He estado investigando algo que muchas personas pasan por alto al tomar la decisión del coche: el aspecto fiscal. La mayoría se enfoca en los pagos mensuales y las tasas de interés, pero en realidad hay una diferencia bastante significativa en cómo el leasing versus la compra afectan tus impuestos, especialmente si eres autónomo o gestionas un negocio.



Permíteme desglosar lo que he encontrado. Si tienes un coche para trabajar, la depreciación se convierte en tu aliada. El IRS permite a los propietarios de negocios deducir una parte del valor del coche con el tiempo, lo que puede reducir considerablemente tu ingreso gravable. También existe la deducción de la Sección 179 y la depreciación adicional si calificas. Y si financiaste la compra, los intereses del préstamo también son deducibles, algo que no obtienes con el leasing. Para 2025, la tasa estándar por milla para uso comercial se fijó en 70 centavos por milla, lo cual es otra ventaja que las personas pueden aprovechar.

Ahora, el lado del leasing tiene su propio atractivo. Puedes deducir los pagos del leasing si el vehículo es para uso comercial, y honestamente, es más sencillo desde la perspectiva de la declaración de impuestos.
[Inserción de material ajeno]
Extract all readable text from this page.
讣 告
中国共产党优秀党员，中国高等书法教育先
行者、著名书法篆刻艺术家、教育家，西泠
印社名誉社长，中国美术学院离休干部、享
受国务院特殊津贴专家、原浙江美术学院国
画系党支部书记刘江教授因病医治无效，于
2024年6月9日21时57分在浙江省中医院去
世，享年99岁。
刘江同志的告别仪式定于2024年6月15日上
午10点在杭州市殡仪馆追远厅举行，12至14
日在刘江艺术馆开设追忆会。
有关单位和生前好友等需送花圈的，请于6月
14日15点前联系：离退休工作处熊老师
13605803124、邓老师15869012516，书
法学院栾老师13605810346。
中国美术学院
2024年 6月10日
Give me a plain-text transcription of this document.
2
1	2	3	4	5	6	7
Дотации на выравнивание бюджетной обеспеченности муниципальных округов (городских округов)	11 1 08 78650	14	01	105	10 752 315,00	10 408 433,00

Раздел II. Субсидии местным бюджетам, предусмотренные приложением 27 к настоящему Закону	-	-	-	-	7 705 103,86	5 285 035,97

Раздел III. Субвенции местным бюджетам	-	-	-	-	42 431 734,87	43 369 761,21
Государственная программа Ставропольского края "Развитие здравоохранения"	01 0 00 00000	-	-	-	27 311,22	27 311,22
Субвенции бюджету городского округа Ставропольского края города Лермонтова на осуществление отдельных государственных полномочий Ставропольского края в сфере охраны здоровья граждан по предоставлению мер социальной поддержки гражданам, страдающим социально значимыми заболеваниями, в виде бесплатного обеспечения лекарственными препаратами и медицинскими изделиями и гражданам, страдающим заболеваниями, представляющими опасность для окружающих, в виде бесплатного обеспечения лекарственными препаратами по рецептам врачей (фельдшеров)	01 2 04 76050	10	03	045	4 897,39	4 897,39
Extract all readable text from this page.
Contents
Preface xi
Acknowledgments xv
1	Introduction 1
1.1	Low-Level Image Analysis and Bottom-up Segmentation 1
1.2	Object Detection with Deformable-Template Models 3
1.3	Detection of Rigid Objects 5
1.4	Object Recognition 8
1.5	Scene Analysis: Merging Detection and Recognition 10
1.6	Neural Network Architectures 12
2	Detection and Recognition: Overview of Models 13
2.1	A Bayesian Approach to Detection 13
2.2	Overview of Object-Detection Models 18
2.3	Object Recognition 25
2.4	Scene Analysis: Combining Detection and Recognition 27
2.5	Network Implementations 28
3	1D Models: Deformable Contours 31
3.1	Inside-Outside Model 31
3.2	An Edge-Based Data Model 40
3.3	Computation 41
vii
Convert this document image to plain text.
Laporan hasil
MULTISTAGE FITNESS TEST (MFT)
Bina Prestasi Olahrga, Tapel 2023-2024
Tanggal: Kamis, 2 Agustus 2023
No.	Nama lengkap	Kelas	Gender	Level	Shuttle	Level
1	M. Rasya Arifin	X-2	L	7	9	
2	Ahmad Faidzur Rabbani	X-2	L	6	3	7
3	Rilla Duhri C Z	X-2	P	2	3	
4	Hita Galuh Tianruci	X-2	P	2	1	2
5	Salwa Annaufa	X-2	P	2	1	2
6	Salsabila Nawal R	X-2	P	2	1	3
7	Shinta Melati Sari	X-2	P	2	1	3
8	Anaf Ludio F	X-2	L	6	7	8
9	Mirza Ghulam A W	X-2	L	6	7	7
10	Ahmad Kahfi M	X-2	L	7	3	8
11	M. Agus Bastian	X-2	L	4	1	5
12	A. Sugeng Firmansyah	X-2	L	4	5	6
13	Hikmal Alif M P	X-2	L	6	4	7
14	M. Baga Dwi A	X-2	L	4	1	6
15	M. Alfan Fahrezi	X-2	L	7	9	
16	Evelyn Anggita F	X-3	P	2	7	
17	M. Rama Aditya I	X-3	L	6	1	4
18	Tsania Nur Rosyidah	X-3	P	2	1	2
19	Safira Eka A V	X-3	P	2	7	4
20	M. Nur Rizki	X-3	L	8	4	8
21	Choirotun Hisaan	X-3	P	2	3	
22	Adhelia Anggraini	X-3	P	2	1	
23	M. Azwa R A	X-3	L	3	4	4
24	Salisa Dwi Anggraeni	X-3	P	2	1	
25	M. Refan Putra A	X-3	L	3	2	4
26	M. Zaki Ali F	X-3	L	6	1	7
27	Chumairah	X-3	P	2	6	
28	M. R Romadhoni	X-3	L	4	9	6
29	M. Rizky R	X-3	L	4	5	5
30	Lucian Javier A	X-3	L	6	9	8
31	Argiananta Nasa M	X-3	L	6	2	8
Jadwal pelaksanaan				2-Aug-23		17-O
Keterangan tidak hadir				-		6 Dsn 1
No tienes que lidiar con cálculos de depreciación ni seguimiento — los beneficios fiscales están básicamente integrados en los pagos deducibles. Además, aún puedes usar esa deducción estándar por millas si te conviene más en tu situación.

Pero aquí está lo importante: los beneficios de leasing versus comprar un coche realmente dependen de tus circunstancias específicas. Si conduces mucho por trabajo, comprar tiene más sentido porque obtienes deducciones por depreciación además de millas ilimitadas. Pero si el uso comercial es moderado y prefieres costos iniciales más bajos, el leasing podría ofrecerte mejores ventajas fiscales sin el dolor de cabeza administrativo.

Diría que la diferencia clave radica en esto: comprar te permite construir patrimonio y reclamar múltiples deducciones (depreciación, intereses, mantenimiento), mientras que el leasing mantiene las cosas más sencillas con pagos deducibles más fáciles. Para uso personal, honestamente, los beneficios fiscales son bastante limitados en ambos casos.

Si estás tratando de averiguar qué opción maximiza tu situación fiscal, definitivamente habla con un profesional en impuestos. Ellos pueden revisar tus números específicos y ayudarte a ver si los beneficios del leasing versus la compra realmente te favorecen. Los números pueden sorprenderte en ambos casos, dependiendo de cuánto conduzcas y cómo esté estructurado tu negocio.